Ségolène Royal met vingt-quatre heures à réagir. Et, quand elle le fait, dans un meeting à La Rochelle, c’est pour se dire « meurtrie ».

« Moi les coups, je peux les encaisser. Ce n’est pas évident. Trop c’est trop, il y a des coups inimaginables, incompréhensibles, violents. J’ai la responsabilité de mener un combat politique. Mais je demande le respect à l’égard d’une femme politique, d’une mère de famille, dont les enfants entendent ce qui est dit », ajoute-t-elle, la voix sourde, les larmes aux yeux.
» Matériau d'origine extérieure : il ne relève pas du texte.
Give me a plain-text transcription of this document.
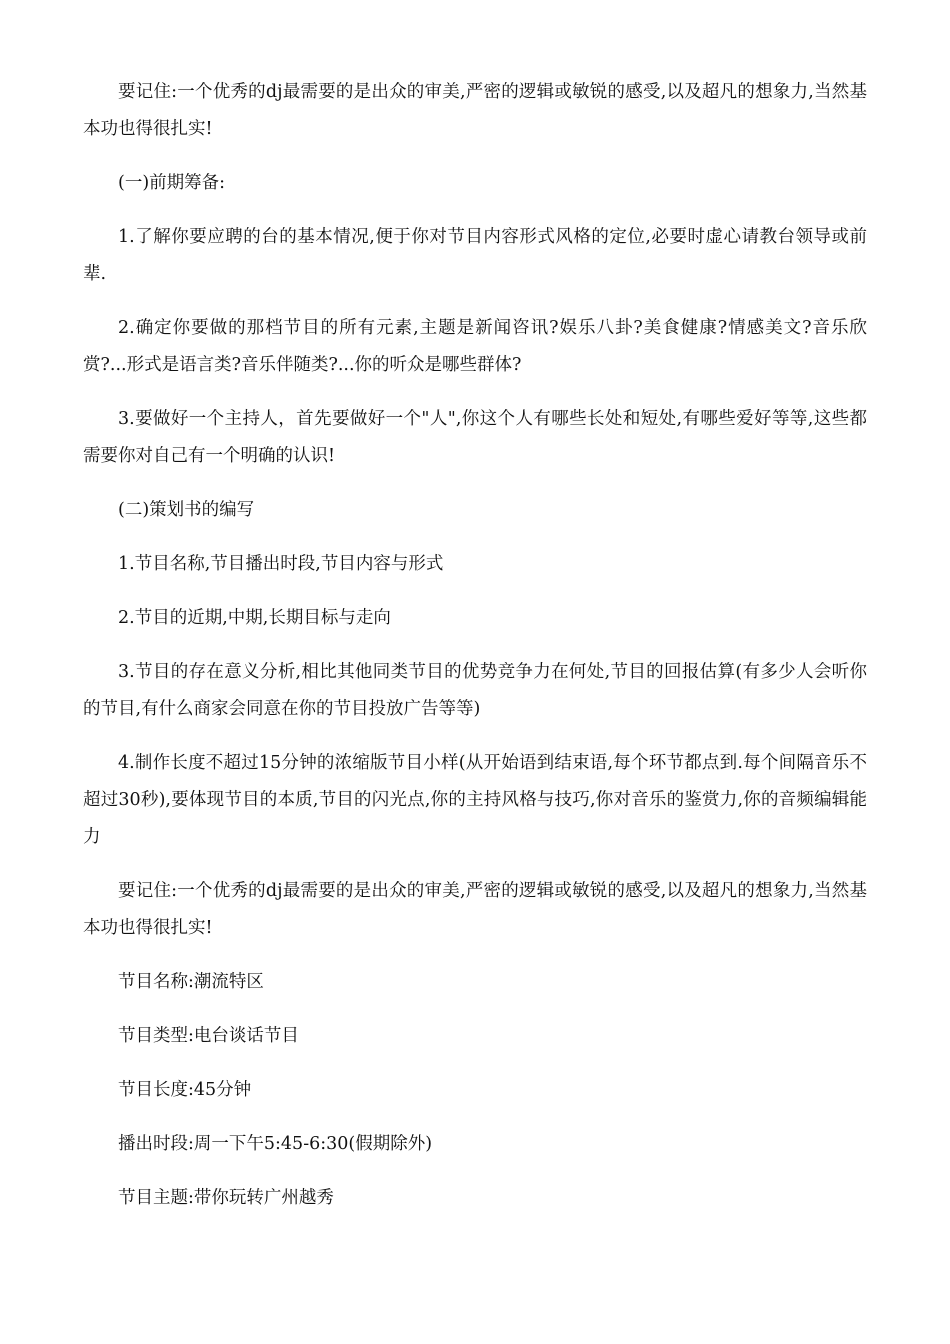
要记住:一个优秀的dj最需要的是出众的审美,严密的逻辑或敏锐的感受,以及超凡的想象力,当然基本功也得很扎实!

(一)前期筹备:

1.了解你要应聘的台的基本情况,便于你对节目内容形式风格的定位,必要时虚心请教台领导或前辈.

2.确定你要做的那档节目的所有元素,主题是新闻咨讯?娱乐八卦?美食健康?情感美文?音乐欣赏?...形式是语言类?音乐伴随类?...你的听众是哪些群体?

3.要做好一个主持人，首先要做好一个"人",你这个人有哪些长处和短处,有哪些爱好等等,这些都需要你对自己有一个明确的认识!

(二)策划书的编写

1.节目名称,节目播出时段,节目内容与形式

2.节目的近期,中期,长期目标与走向

3.节目的存在意义分析,相比其他同类节目的优势竞争力在何处,节目的回报估算(有多少人会听你的节目,有什么商家会同意在你的节目投放广告等等)

4.制作长度不超过15分钟的浓缩版节目小样(从开始语到结束语,每个环节都点到.每个间隔音乐不超过30秒),要体现节目的本质,节目的闪光点,你的主持风格与技巧,你对音乐的鉴赏力,你的音频编辑能力

要记住:一个优秀的dj最需要的是出众的审美,严密的逻辑或敏锐的感受,以及超凡的想象力,当然基本功也得很扎实!

节目名称:潮流特区

节目类型:电台谈话节目

节目长度:45分钟

播出时段:周一下午5:45-6:30(假期除外)

节目主题:带你玩转广州越秀
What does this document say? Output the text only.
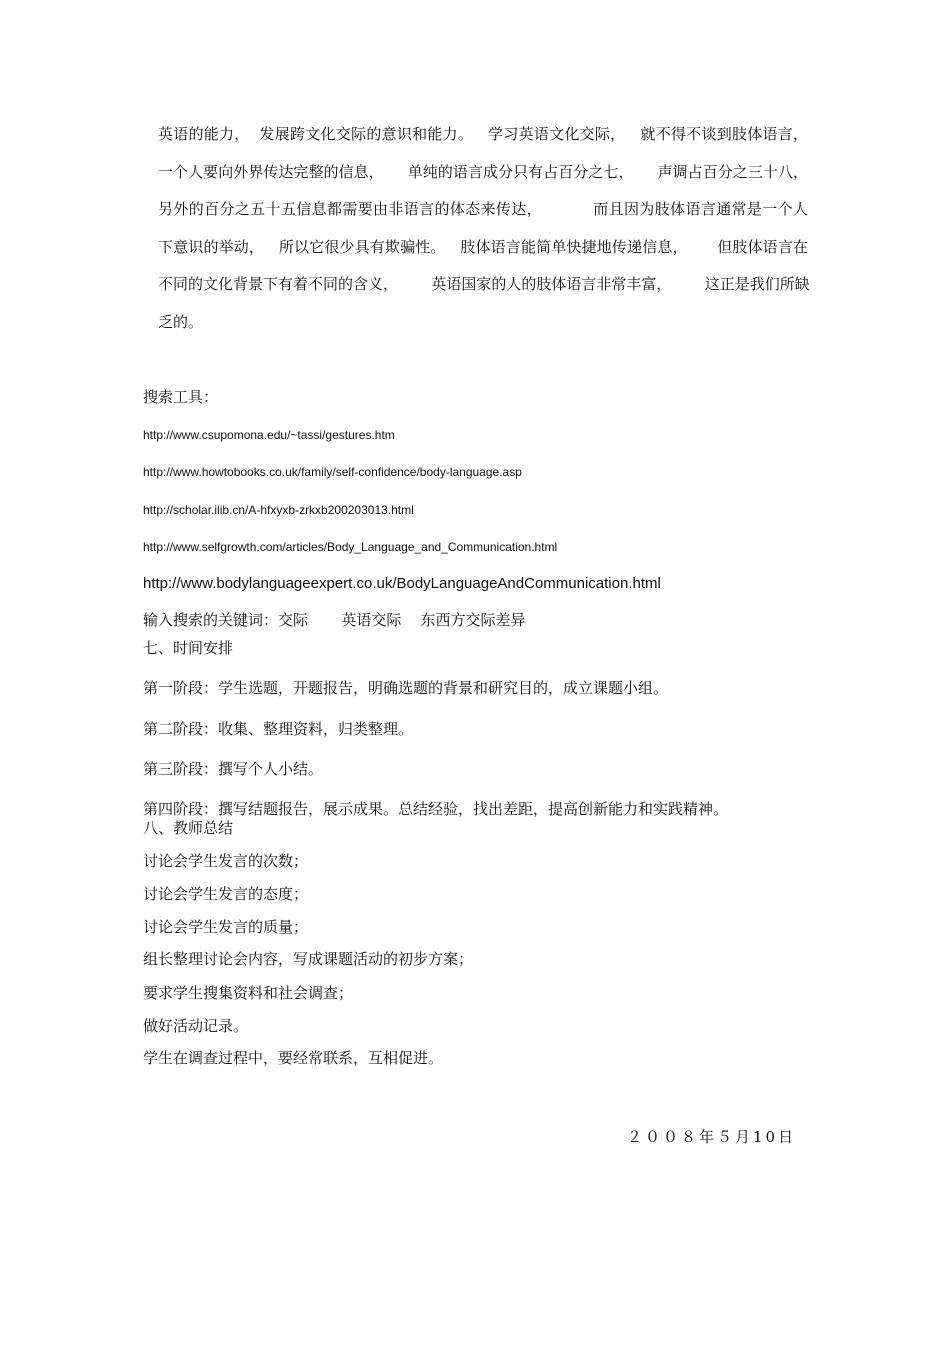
英语的能力，  发展跨文化交际的意识和能力。   学习英语文化交际，   就不得不谈到肢体语言，
一个人要向外界传达完整的信息，     单纯的语言成分只有占百分之七，     声调占百分之三十八，
另外的百分之五十五信息都需要由非语言的体态来传达，          而且因为肢体语言通常是一个人
下意识的举动，   所以它很少具有欺骗性。   肢体语言能简单快捷地传递信息，      但肢体语言在
不同的文化背景下有着不同的含义，       英语国家的人的肢体语言非常丰富，       这正是我们所缺
乏的。
搜索工具：
http://www.csupomona.edu/~tassi/gestures.htm
http://www.howtobooks.co.uk/family/self-confidence/body-language.asp
http://scholar.ilib.cn/A-hfxyxb-zrkxb200203013.html
http://www.selfgrowth.com/articles/Body_Language_and_Communication.html
http://www.bodylanguageexpert.co.uk/BodyLanguageAndCommunication.html
输入搜索的关键词：交际       英语交际    东西方交际差异
七、时间安排
第一阶段：学生选题，开题报告，明确选题的背景和研究目的，成立课题小组。
第二阶段：收集、整理资料，归类整理。
第三阶段：撰写个人小结。
第四阶段：撰写结题报告，展示成果。总结经验，找出差距，提高创新能力和实践精神。
八、教师总结
讨论会学生发言的次数；
讨论会学生发言的态度；
讨论会学生发言的质量；
组长整理讨论会内容，写成课题活动的初步方案；
要求学生搜集资料和社会调查；
做好活动记录。
学生在调查过程中，要经常联系，互相促进。
２００８年５月10日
Le message est directement adressé au père desdits enfants… François Hollande. Dimanche soir, dans les jardins rochelais, Ségolène Royal reparle de cette incursion de Valérie Trierweiler sur son terrain électoral : « Je pense que ça n’a pas arrangé les choses, pourrais-je dire pudiquement ».

A l’Elysée, François Hollande est toujours sous le « choc » du « tweet » du 12 juin. Il sait que ses enfants ont été blessés. Il doit aussi chercher à rebâtir le mur entre vie publique et vie privée qu’il s’est engagé à ne pas franchir pendant son quinquennat. La clarification du rôle de Valérie Trierweiler ne pourra pas attendre longtemps. Attaché à sa liberté, mais aussi à celle des autres, détestant les conflits, le chef de l’Etat répugnait jusqu’alors à intervenir auprès de sa compagne, dont les colères liées à sa jalousie excessive à l’encontre de Ségolène Royal ont émaillé la campagne présidentielle.

Les hésitations de Valérie Trierweiler sur son rôle de « première dame », un statut qui n’a pas d’existence légale en France mais qui s’est forgé au fil des ans, présidence après présidence, et ses interrogations sur la poursuite de son métier de journaliste ont contribué à brouiller davantage encore son image. La compagne de François Hollande doit aussi désormais accepter l’inévitable : la brûlante défaite de Ségolène Royal à La Rochelle signe une dette non honorée du chef de l’Etat vis-à-vis de celle qui l’a soutenu loyalement pendant sa campagne présidentielle. On n’a pas fini d’entendre parler de l’alliance politique entre François Hollande et Ségolène Royal.